Worthülsen und zuckerige Lippenbekenntnisse, könnte man denken, doch der Geistliche kann sich mit seinen Aussagen zumindest auf einige Jahrhunderte indischer Geschichte stützen. Ob im progressiven hindu-muslimischen Gedankenaustausch unter Mogulherrscher Akbar, im Zusammentreffen von wandernden Sufipredigern und Brahmanen in Kaschmir oder der friedlichen Herausbildung eines von Kaufmännern beförderten Islam an der Konkanküste im indischen Südwesten. Als Christen im heutigen Kerala eintrafen, um unter Hindus zu missionieren, sollen sie einer populären Erzählung zufolge verzweifelt gewesen sein: Die Einheimischen nahmen das Jesuskreuz dankbar entgegen und platzierten es einfach zwischen die anderen Statuen im Hindutempel.

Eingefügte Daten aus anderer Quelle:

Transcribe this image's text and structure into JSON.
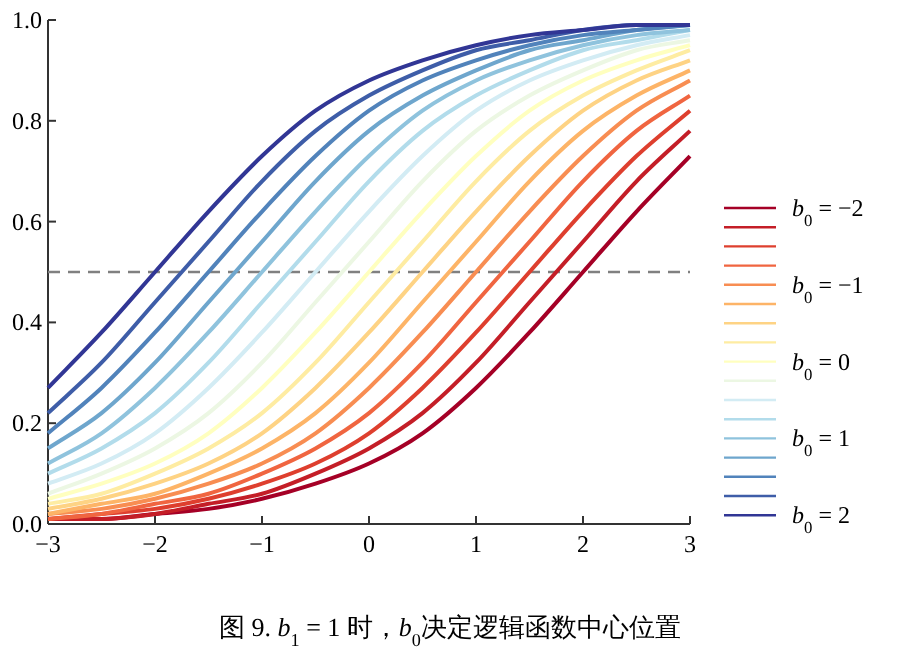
{
  "chart_data": {
    "type": "line",
    "title": "图 9. *b*$_{1}$ = 1 时，*b*$_{0}$决定逻辑函数中心位置",
    "x": [
      -3,
      -2.5,
      -2,
      -1.5,
      -1,
      -0.5,
      0,
      0.5,
      1,
      1.5,
      2,
      2.5,
      3
    ],
    "xlim": [
      -3,
      3
    ],
    "xticks": [
      -3,
      -2,
      -1,
      0,
      1,
      2,
      3
    ],
    "ylim": [
      0,
      1
    ],
    "yticks": [
      {
        "value": 0,
        "label": "0.0"
      },
      {
        "value": 0.2,
        "label": "0.2"
      },
      {
        "value": 0.4,
        "label": "0.4"
      },
      {
        "value": 0.6,
        "label": "0.6"
      },
      {
        "value": 0.8,
        "label": "0.8"
      },
      {
        "value": 1,
        "label": "1.0"
      }
    ],
    "legend": "right",
    "ref_lines": [
      {
        "axis": "y",
        "value": 0.5,
        "color": "#808080",
        "line_style": "dashed"
      }
    ],
    "series": [
      {
        "name": "*b*$_{0}$ = −2",
        "color": "#a50026",
        "values": [
          0.01,
          0.01,
          0.02,
          0.03,
          0.05,
          0.08,
          0.12,
          0.18,
          0.27,
          0.38,
          0.5,
          0.62,
          0.73
        ]
      },
      {
        "color": "#c41e27",
        "values": [
          0.01,
          0.01,
          0.02,
          0.04,
          0.06,
          0.1,
          0.15,
          0.22,
          0.32,
          0.44,
          0.56,
          0.68,
          0.78
        ]
      },
      {
        "color": "#de3f2e",
        "values": [
          0.01,
          0.02,
          0.03,
          0.05,
          0.08,
          0.12,
          0.18,
          0.27,
          0.38,
          0.5,
          0.62,
          0.73,
          0.82
        ]
      },
      {
        "color": "#f06540",
        "values": [
          0.01,
          0.02,
          0.04,
          0.06,
          0.1,
          0.15,
          0.22,
          0.32,
          0.44,
          0.56,
          0.68,
          0.78,
          0.85
        ]
      },
      {
        "name": "*b*$_{0}$ = −1",
        "color": "#f88d52",
        "values": [
          0.02,
          0.03,
          0.05,
          0.08,
          0.12,
          0.18,
          0.27,
          0.38,
          0.5,
          0.62,
          0.73,
          0.82,
          0.88
        ]
      },
      {
        "color": "#fdb467",
        "values": [
          0.02,
          0.04,
          0.06,
          0.1,
          0.15,
          0.22,
          0.32,
          0.44,
          0.56,
          0.68,
          0.78,
          0.85,
          0.9
        ]
      },
      {
        "color": "#fed384",
        "values": [
          0.03,
          0.05,
          0.08,
          0.12,
          0.18,
          0.27,
          0.38,
          0.5,
          0.62,
          0.73,
          0.82,
          0.88,
          0.92
        ]
      },
      {
        "color": "#feeca2",
        "values": [
          0.04,
          0.06,
          0.1,
          0.15,
          0.22,
          0.32,
          0.44,
          0.56,
          0.68,
          0.78,
          0.85,
          0.9,
          0.94
        ]
      },
      {
        "name": "*b*$_{0}$ = 0",
        "color": "#ffffbf",
        "values": [
          0.05,
          0.08,
          0.12,
          0.18,
          0.27,
          0.38,
          0.5,
          0.62,
          0.73,
          0.82,
          0.88,
          0.92,
          0.95
        ]
      },
      {
        "color": "#ecf7e3",
        "values": [
          0.06,
          0.1,
          0.15,
          0.22,
          0.32,
          0.44,
          0.56,
          0.68,
          0.78,
          0.85,
          0.9,
          0.94,
          0.96
        ]
      },
      {
        "color": "#d3ecf4",
        "values": [
          0.08,
          0.12,
          0.18,
          0.27,
          0.38,
          0.5,
          0.62,
          0.73,
          0.82,
          0.88,
          0.92,
          0.95,
          0.97
        ]
      },
      {
        "color": "#b2dceb",
        "values": [
          0.1,
          0.15,
          0.22,
          0.32,
          0.44,
          0.56,
          0.68,
          0.78,
          0.85,
          0.9,
          0.94,
          0.96,
          0.98
        ]
      },
      {
        "name": "*b*$_{0}$ = 1",
        "color": "#8fc3dd",
        "values": [
          0.12,
          0.18,
          0.27,
          0.38,
          0.5,
          0.62,
          0.73,
          0.82,
          0.88,
          0.92,
          0.95,
          0.97,
          0.98
        ]
      },
      {
        "color": "#6ea6cd",
        "values": [
          0.15,
          0.22,
          0.32,
          0.44,
          0.56,
          0.68,
          0.78,
          0.85,
          0.9,
          0.94,
          0.96,
          0.98,
          0.99
        ]
      },
      {
        "color": "#5183bb",
        "values": [
          0.18,
          0.27,
          0.38,
          0.5,
          0.62,
          0.73,
          0.82,
          0.88,
          0.92,
          0.95,
          0.97,
          0.98,
          0.99
        ]
      },
      {
        "color": "#3e5da8",
        "values": [
          0.22,
          0.32,
          0.44,
          0.56,
          0.68,
          0.78,
          0.85,
          0.9,
          0.94,
          0.96,
          0.98,
          0.99,
          0.99
        ]
      },
      {
        "name": "*b*$_{0}$ = 2",
        "color": "#313695",
        "values": [
          0.27,
          0.38,
          0.5,
          0.62,
          0.73,
          0.82,
          0.88,
          0.92,
          0.95,
          0.97,
          0.98,
          0.99,
          0.99
        ]
      }
    ]
  }
}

Indien setzte über Jahrhunderte hinweg auf Inklusion statt auf Ablehnung, auf Zusammenfluss statt auf Spaltung. Natürlich mangelt es in der Geschichte des Subkontinents ebenso wenig an Episoden von Eroberung und Blutvergießen. Doch trotz aller negativen Entwicklungen kann man weiterhin hoffen, dass diese urindische Haltung vielerorts weiterleben wird, so wie sie auch Stürme und Angriffe in der Vergangenheit überlebt hat.
Zwar hat sich das gesellschaftliche Klima insgesamt verschlechtert, so hat es zumindest in den letzten fünf Jahren keine großen Unruhen oder Progrome gegeben, die Indien in unregelmäßigen Abständen immer wieder erschüttern.

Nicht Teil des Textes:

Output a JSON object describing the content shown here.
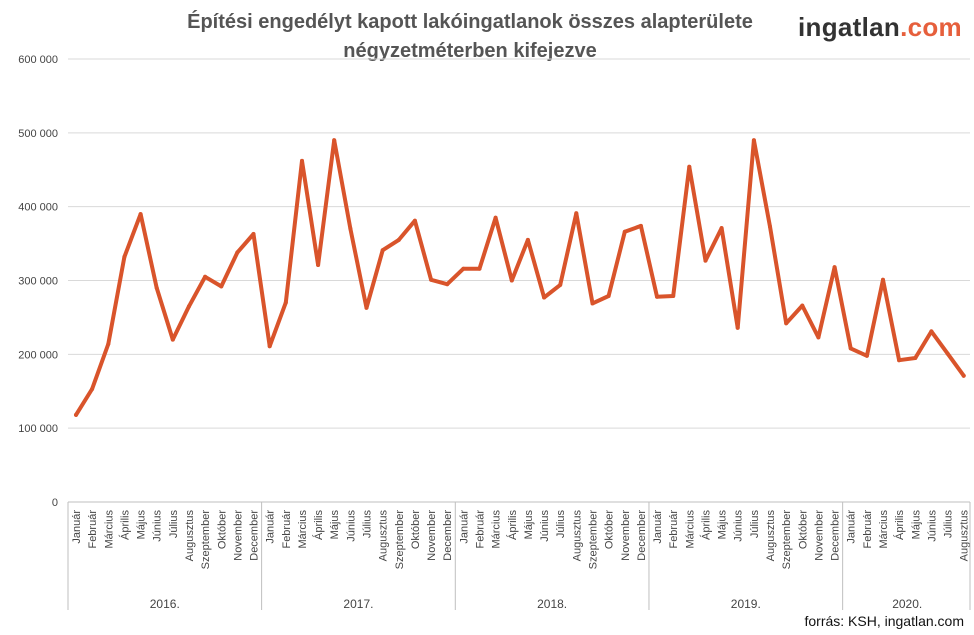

Verantwortung der Massenmedien
Auch wenn die Zeichen nicht gut stehen mögen und westliche Kommentatoren Indiens Pluralismus zunehmend gefährdet sehen, darf man nicht vergessen: Indien ist äußerst divers und zudem in vielerlei Hinsicht resilient. Hinzu kommt, dass tatsächlich nur rund ein Drittel der Inder für Modi gestimmt haben. Dass Modi trotzdem die absolute Mehrheit erringen konnte, liegt an der Zersplitterung der indischen Parteienlandschaft.

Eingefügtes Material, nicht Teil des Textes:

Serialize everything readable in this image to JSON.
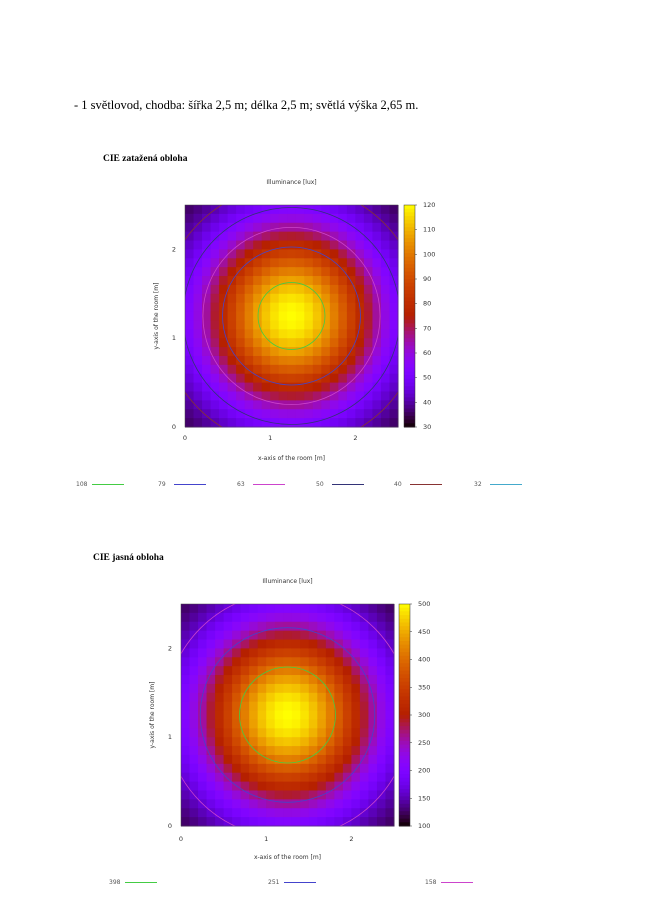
{
  "heading": "- 1 světlovod, chodba: šířka 2,5 m; délka 2,5 m; světlá výška 2,65 m.",
  "chart_data": [
    {
      "type": "heatmap",
      "label": "CIE zatažená obloha",
      "title": "Illuminance [lux]",
      "xlabel": "x-axis of the room [m]",
      "ylabel": "y-axis of the room [m]",
      "xlim": [
        0,
        2.5
      ],
      "ylim": [
        0,
        2.5
      ],
      "xticks": [
        "0",
        "1",
        "2"
      ],
      "yticks": [
        "0",
        "1",
        "2"
      ],
      "colorbar": {
        "min": 30,
        "max": 120,
        "ticks": [
          "30",
          "40",
          "50",
          "60",
          "70",
          "80",
          "90",
          "100",
          "110",
          "120"
        ]
      },
      "center": [
        1.25,
        1.25
      ],
      "peak": 120,
      "corner_value": 30,
      "contours": [
        {
          "label": "108",
          "value": 108,
          "color": "#44cc44"
        },
        {
          "label": "79",
          "value": 79,
          "color": "#4444cc"
        },
        {
          "label": "63",
          "value": 63,
          "color": "#cc44cc"
        },
        {
          "label": "50",
          "value": 50,
          "color": "#333377"
        },
        {
          "label": "40",
          "value": 40,
          "color": "#883333"
        },
        {
          "label": "32",
          "value": 32,
          "color": "#44aacc"
        }
      ]
    },
    {
      "type": "heatmap",
      "label": "CIE jasná obloha",
      "title": "Illuminance [lux]",
      "xlabel": "x-axis of the room [m]",
      "ylabel": "y-axis of the room [m]",
      "xlim": [
        0,
        2.5
      ],
      "ylim": [
        0,
        2.5
      ],
      "xticks": [
        "0",
        "1",
        "2"
      ],
      "yticks": [
        "0",
        "1",
        "2"
      ],
      "colorbar": {
        "min": 100,
        "max": 500,
        "ticks": [
          "100",
          "150",
          "200",
          "250",
          "300",
          "350",
          "400",
          "450",
          "500"
        ]
      },
      "center": [
        1.25,
        1.25
      ],
      "peak": 500,
      "corner_value": 100,
      "contours": [
        {
          "label": "398",
          "value": 398,
          "color": "#44cc44"
        },
        {
          "label": "251",
          "value": 251,
          "color": "#4444cc"
        },
        {
          "label": "158",
          "value": 158,
          "color": "#cc44cc"
        }
      ]
    }
  ]
}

Ein Schlüssel zur Friedensstiftung liegt in der gesellschaftlichen Verantwortung der indischen Massenmedien. Diese vermitteln schon seit Jahren den Eindruck, das Land befinde sich in einem stetigen "Kampf der Kulturen". Der Einfluss einer solchen selektiv-spalterischen Berichterstattung und Stimmungsmache auf Kosten des indischen Volkes ist nicht zu unterschätzen. Beispiele für ein funktionierendes Zusammenleben, wie etwa das gemeinsame Feiern von religiösen Festen, bleiben eher unterbelichtet.
Letztendlich muss sich eine wache Zivilgesellschaft herrschenden Narrativen gegenüberstellen und den Pluralismus aus einem tiefen Werteverständnis heraus verteidigen. Der renommierte Historiker und Politologe Ramachandra Guha schrieb kürzlich in einem Leitartikel für den indischen "Telegraph", die Verpflichtung der indischen Verfassung gegenüber dem Pluralismus sei trotz aller Anlässe zur Sorge nach wie vor intakt. Er warnte aber auch: "Indien ist noch kein hinduistisches Pakistan, aber ist näher daran eins zu sein als es seit seiner Gründung je war".